Il Concilio Vaticano II ha previsto la concelebrazione, con le modalità che ben conosciamo, con le seguenti parole:
La concelebrazione
57.
1. La concelebrazione, che manifesta in modo appropriato l'unità del sacerdozio, è rimasta in uso fino ad oggi nella Chiesa, tanto in Oriente che in Occidente. Perciò al Concilio è sembrato opportuno estenderne la facoltà ai casi seguenti:
1• a) al giovedì santo, sia nella messa crismale che nella messa vespertina;
b) alle messe celebrate nei concili, nelle riunioni di vescovi e nei sinodi;
c) alla messa di benedizione di un abate.
2• Inoltre, con il permesso dell'ordinario, a cui spetta giudicare sulla opportunità della concelebrazione:
a) alla messa conventuale e alla messa principale nelle diverse chiese, quando l'utilità dei fedeli non richieda che tutti i sacerdoti presenti celebrino singolarmente;
b) alle messe nelle riunioni di qualsiasi genere di sacerdoti tanto secolari che religiosi.
2. 1• Spetta al vescovo regolare la disciplina della concelebrazione nella propria diocesi;
2• Resti sempre però ad ogni sacerdote la facoltà di celebrare la messa individualmente, purché non celebri nel medesimo tempo e nella medesima chiesa in cui si fa la concelebrazione, e neppure il giovedì santo.
58. Venga redatto un nuovo rito della concelebrazione da inserirsi nel pontificale e nel messale romano.
Come vedete, Il Concilio non ha affatto incoraggiato né autorizzato la frequente e addirittura giornaliera concelebrazione. Come vedete, inoltre, l’unico giusto motivo per praticare la concelebrazione è quello di rendere maggiormente manifesta, in determinate occasioni, l’unità del sacerdozio.
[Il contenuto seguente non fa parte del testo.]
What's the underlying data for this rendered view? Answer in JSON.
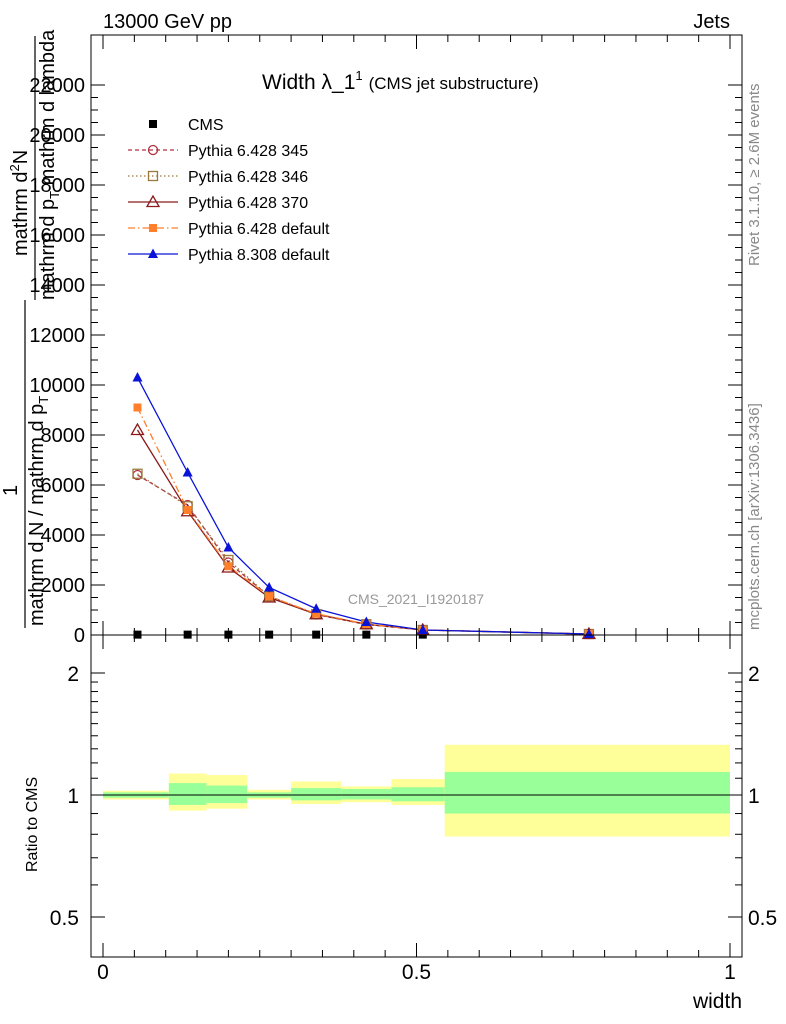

Studi teologici approfonditi (Schmitz) hanno evidenziato che nella concelebrazione unico è l’atto sacrificale (vulgo: la Messa è una sola), e di conseguenza i frutti di una messa concelebrata sono gli stessi di una singola messa, e non moltiplicati per il numero dei con celebranti. Di conseguenza, per il bene della Chiesa, è di gran lunga preferibile che si celebrino molte messe piuttosto che poche.
Ma da voi è così tanto frequente la Concelebrazione?.
Sembra quasi che si parli di quotidianità!.
Certo rimane il fatto che una Concelebrazione presieduta da Vescovo non solo richiama l'unità teologica del sacerdozio ministeriale, ma anche la comunione che lega il Pastore (Vescovo) con i suoi collaboratori. Non penso che si possa parlare di concelebrazione solo per una questione estetica o pro-forma altrimenti saremmo fuori da ciò che la Chiesa e il Concilio in particolare hanno voluto trasmettere.
Circa poi l'intenzione... beh ogni sacerdote nella concelebrazione è celebrante e di conseguenza ogni sacerdote applica per una intenzione.
Che 10 preti celebrino in privato o concelibrino sono comunque 10 intenzioni che si innalzano a lode e gloria di Dio.
da noi non dico che sia all'ordine del giorno ma quasi almeno un paio di volte nei giorni feriali e 9 Domeniche su 10
non ho ben capito il par.199 dell'IGMR: cosa vuol l'ultima frase? i sacerdoti il Giovedì santo e nella Veglia Pasquale dovrebbero concentrarsi tutti in un luogo (ad es. cattedrale) e concelebrare? Non credo, qualcuno me lo spiega?
199. La concelebrazione, nella quale si manifesta assai bene l'unità del sacerdozio, del sacrificio e di tutto il popolo di Dio, è prescritta dal rito stesso: nell'ordinazione del Vescovo e dei presbiteri, nella benedizione dell'abate e nella Messa crismale.
È invece raccomandata, se l'utilità dei fedeli non richiede o suggerisce altro:
a) nella Messa vespertina «Nella Cena del Signore»;
b) nella Messa celebrata in occasione di Concili, di raduni di Vescovi e di Sinodi;
c) nella Messa conventuale e nella Messa principale nelle chiese e negli oratori;
d) nelle Messe in occasione di incontri di sacerdoti, secolari o religiosi, qualunque sia il carattere di tali incontri 101.
Al singolo sacerdote sia tuttavia permesso celebrare l'Eucaristia in modo individuale, non però nel tempo in cui nella stessa chiesa o oratorio si tiene la concelebrazione. Ma il Giovedì della Settimana santa nella Messa vespertina «Nella Cena del Signore» e nella Messa della Veglia Pasquale non è permesso celebrare in modo individuale.